Joachim negó con la cabeza.
– No, no creo que con vuestros planes pretendáis atacarme. Por supuesto que no. Pero me pregunto si seré sacrificado en el altar de vuestra venganza.
– No -dijo Miguel suavemente-, no pensamos traicionaros. Nuestra suerte corre ahora pareja a la vuestra, así es que más habríamos de temer nosotros de vuestra traición que vos de la nuestra. Ni tan siquiera acierto a imaginar cómo habríamos de sacrificaros, como decís.
– Pues a mí se me ocurren varias maneras -dijo Joachim-, pero me las guardaré para mí.

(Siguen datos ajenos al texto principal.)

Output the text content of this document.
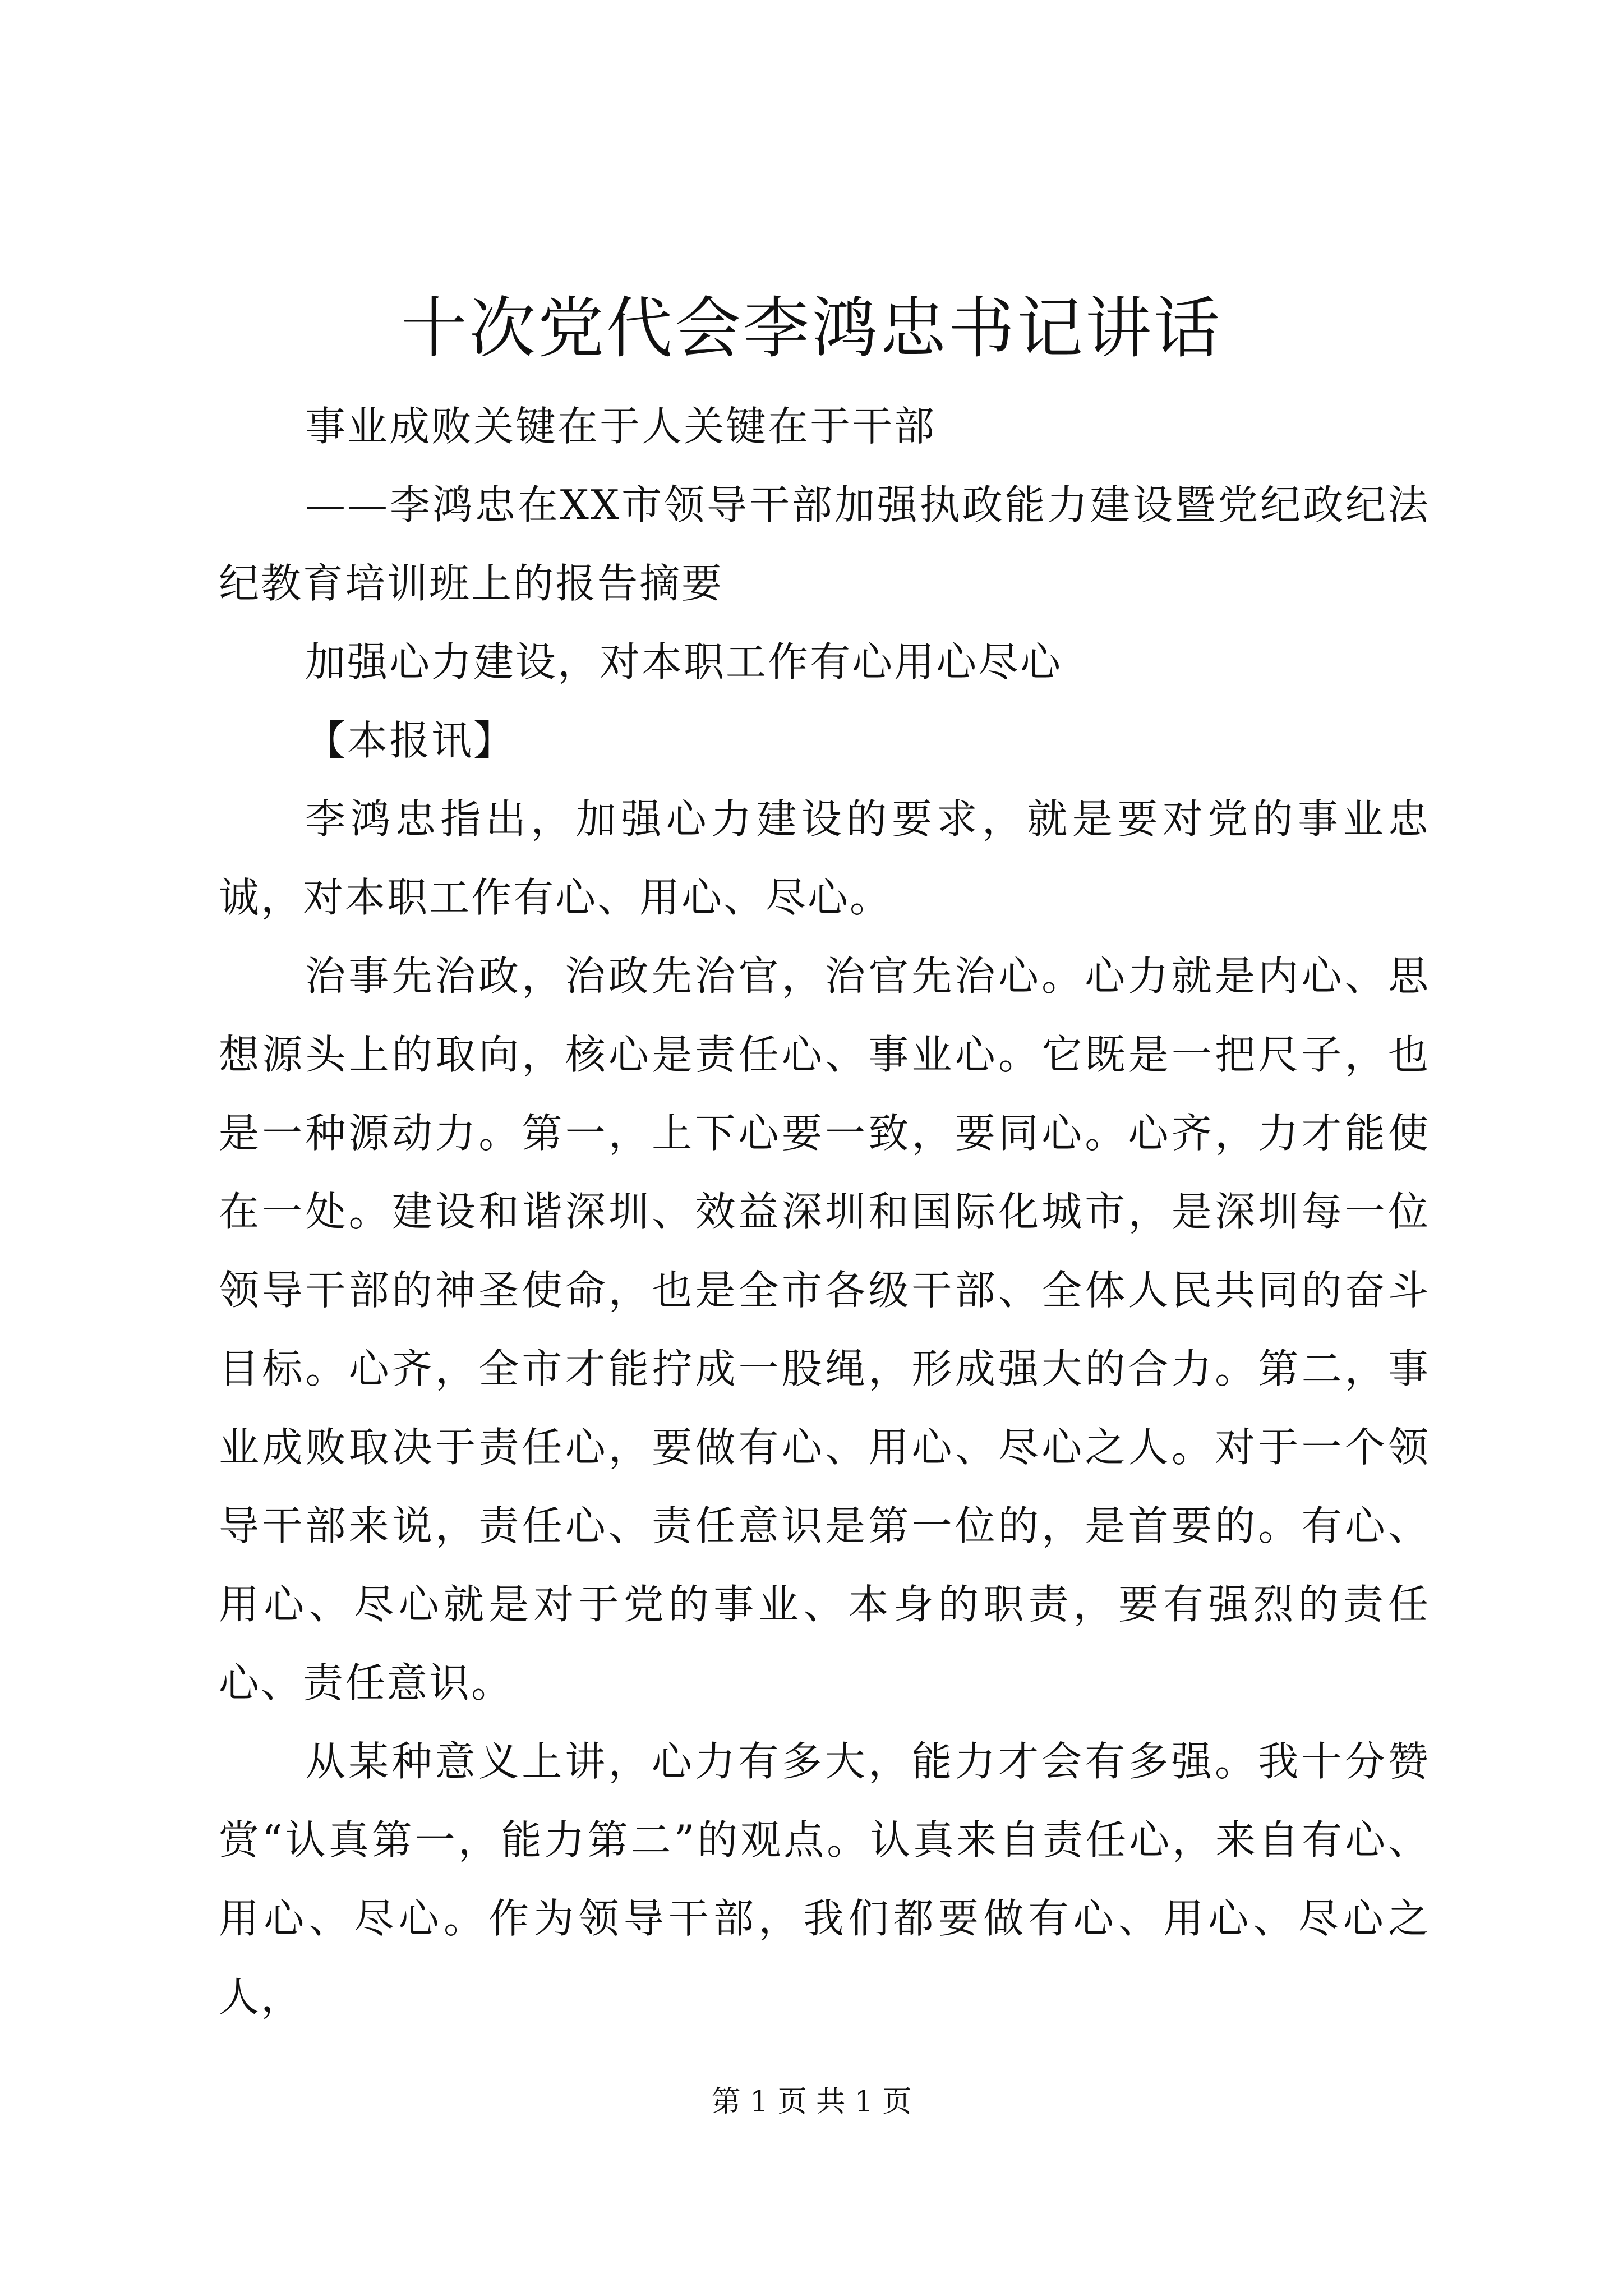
十次党代会李鸿忠书记讲话

事业成败关键在于人关键在于干部

——李鸿忠在XX市领导干部加强执政能力建设暨党纪政纪法纪教育培训班上的报告摘要

加强心力建设，对本职工作有心用心尽心

【本报讯】

李鸿忠指出，加强心力建设的要求，就是要对党的事业忠诚，对本职工作有心、用心、尽心。

治事先治政，治政先治官，治官先治心。心力就是内心、思想源头上的取向，核心是责任心、事业心。它既是一把尺子，也是一种源动力。第一，上下心要一致，要同心。心齐，力才能使在一处。建设和谐深圳、效益深圳和国际化城市，是深圳每一位领导干部的神圣使命，也是全市各级干部、全体人民共同的奋斗目标。心齐，全市才能拧成一股绳，形成强大的合力。第二，事业成败取决于责任心，要做有心、用心、尽心之人。对于一个领导干部来说，责任心、责任意识是第一位的，是首要的。有心、用心、尽心就是对于党的事业、本身的职责，要有强烈的责任心、责任意识。

从某种意义上讲，心力有多大，能力才会有多强。我十分赞赏“认真第一，能力第二”的观点。认真来自责任心，来自有心、用心、尽心。作为领导干部，我们都要做有心、用心、尽心之人，

第 1 页 共 1 页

Cuando Miguel pasó al vestíbulo de la entrada, supo que Daniel no podía estar en casa. La casa estaba en sombras por el crepúsculo, y el atrayente olor del comino impregnaba el aire. Hannah lo aguardaba desde el extremo del vestíbulo, y la luz de la vela que llevaba en la mano se reflejaba en el suelo de baldosas blancas y negras.
No fue la forma en que vestía, pues llevaba el pañuelo de siempre y el vestido ancho y sin forma, por bien que ahora revelara de forma innegable el abultamiento del hijo que crecía en su interior. Sin embargo, algo había en la intensidad de su rostro, en la forma en que sus oscuros ojos lucían por la llama de la vela y adelantaba el mentón. La mujer estaba extrañamente quieta, sacando un tanto el pecho, como si quisiera acentuar su pesadez, y Miguel, borracho, se sintió mareado del deseo.